国内最古の木造宝篋印塔
2017年 08月 29日
宝篋印塔は、宝篋印陀羅尼(だらに)経を納める塔とされ、中国伝来で、鎌倉時代から日本でも作られ始め、鎌倉時代中期からは、墓碑、死者の冥福を祈る追善塔となったといわれ、五輪塔とともに、石塔が一般的とされています。
金光寺収蔵の木造宝篋印塔2基1対は、鎌倉時代後期の文保2(1318)年作と示す銘文がある国内最古の木造宝篋印塔で、奈良市の元興寺文化財研究所による、年輪分析調査からも裏付られています。
元興寺文化財研究所の調査では、塔から「尼」や「逆修善根」という文字も判読でき、夫に先立たれた妻が夫の追善供養をするとともに、生きている間に自分の死後の冥福を祈る逆修供養も行ったと考えられ、二基あると推定されています。

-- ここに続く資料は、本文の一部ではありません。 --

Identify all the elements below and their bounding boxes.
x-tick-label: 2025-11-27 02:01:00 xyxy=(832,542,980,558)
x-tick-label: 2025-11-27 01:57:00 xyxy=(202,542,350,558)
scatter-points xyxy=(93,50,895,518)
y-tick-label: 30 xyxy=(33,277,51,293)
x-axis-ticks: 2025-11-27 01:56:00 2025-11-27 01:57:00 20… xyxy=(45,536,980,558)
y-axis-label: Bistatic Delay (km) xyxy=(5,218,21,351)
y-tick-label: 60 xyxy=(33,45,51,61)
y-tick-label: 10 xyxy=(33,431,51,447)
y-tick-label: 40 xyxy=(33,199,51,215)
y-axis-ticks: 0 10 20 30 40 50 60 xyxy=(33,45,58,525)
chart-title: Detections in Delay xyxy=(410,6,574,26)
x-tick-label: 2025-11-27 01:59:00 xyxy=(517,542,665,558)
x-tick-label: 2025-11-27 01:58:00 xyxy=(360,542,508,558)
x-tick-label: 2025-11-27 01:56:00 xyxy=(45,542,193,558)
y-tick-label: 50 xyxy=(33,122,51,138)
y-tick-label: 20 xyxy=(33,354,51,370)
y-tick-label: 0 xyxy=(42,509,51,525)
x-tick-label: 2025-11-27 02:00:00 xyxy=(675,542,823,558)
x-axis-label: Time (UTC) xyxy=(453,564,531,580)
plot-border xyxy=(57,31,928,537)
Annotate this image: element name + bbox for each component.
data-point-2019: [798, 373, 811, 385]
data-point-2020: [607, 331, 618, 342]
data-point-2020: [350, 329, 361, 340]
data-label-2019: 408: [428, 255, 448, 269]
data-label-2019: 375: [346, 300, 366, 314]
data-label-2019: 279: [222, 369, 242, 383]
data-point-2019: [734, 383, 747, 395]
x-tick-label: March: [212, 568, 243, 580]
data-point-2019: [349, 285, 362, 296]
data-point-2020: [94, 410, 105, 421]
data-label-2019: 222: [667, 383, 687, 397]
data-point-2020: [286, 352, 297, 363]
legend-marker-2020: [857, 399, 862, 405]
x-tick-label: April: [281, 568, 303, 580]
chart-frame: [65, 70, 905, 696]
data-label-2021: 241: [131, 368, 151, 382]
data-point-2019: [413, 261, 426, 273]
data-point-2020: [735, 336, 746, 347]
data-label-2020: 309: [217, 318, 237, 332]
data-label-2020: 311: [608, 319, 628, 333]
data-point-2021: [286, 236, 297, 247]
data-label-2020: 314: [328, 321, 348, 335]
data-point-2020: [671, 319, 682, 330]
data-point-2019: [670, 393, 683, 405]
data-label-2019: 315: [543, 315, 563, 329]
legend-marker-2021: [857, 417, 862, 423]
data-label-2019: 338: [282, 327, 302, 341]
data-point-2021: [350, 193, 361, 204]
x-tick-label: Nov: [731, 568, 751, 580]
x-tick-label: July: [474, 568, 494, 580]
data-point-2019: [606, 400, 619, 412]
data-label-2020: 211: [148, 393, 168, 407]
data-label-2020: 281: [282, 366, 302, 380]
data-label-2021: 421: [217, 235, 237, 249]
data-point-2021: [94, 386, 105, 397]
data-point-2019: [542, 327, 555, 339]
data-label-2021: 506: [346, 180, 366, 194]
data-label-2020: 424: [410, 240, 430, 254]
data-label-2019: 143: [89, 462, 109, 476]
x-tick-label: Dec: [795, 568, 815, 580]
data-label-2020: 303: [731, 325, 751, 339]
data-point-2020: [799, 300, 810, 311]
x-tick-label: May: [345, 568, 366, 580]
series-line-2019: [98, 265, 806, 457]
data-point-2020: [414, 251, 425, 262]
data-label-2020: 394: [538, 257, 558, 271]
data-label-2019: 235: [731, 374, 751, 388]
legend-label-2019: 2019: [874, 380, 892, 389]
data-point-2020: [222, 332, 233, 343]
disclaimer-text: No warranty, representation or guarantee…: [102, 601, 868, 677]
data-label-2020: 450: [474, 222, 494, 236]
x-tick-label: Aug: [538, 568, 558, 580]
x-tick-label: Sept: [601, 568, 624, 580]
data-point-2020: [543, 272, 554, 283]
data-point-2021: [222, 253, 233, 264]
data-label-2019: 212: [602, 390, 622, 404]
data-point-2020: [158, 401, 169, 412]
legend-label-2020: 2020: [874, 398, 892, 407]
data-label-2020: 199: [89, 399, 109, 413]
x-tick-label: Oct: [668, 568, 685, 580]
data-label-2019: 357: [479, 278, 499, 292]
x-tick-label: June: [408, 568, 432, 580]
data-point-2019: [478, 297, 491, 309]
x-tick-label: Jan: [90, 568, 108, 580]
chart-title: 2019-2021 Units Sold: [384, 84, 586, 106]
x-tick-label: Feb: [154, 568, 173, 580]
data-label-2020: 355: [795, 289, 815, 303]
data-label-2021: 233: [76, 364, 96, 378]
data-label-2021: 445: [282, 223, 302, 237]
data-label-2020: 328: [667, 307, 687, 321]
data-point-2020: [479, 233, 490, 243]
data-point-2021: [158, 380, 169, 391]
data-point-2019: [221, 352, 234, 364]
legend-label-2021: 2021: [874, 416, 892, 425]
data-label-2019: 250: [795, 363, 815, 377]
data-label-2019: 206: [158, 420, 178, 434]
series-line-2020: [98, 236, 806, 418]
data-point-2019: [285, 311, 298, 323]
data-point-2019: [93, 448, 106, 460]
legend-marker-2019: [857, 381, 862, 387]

法要は、箱崎金光寺住職を導師に式衆合わせて6人の僧侶によって執り行われ、式典では、総代長のご挨拶後、樫村いわき市考古資料館館長や鹿島町区長会長、鹿島地区地域振興協議会会長、久保一区区長などのみなさんが、700回忌という歴史的瞬間に立ち会わせていただいたという感激とともに、鹿島町はおろかいわき市の宝、国の宝として末長く、伝えていきたいと話しました。
いわき市考古資料館では、9月12日から25日まで、特別展「鹿島金光寺収蔵宝篋印塔」が開催されますので、この機会に是非、ご観覧頂きたいと思います。また、18日午前には、奈良市の元興寺文化財研究所による講演会もいわき市生涯学習センター開催される予定です。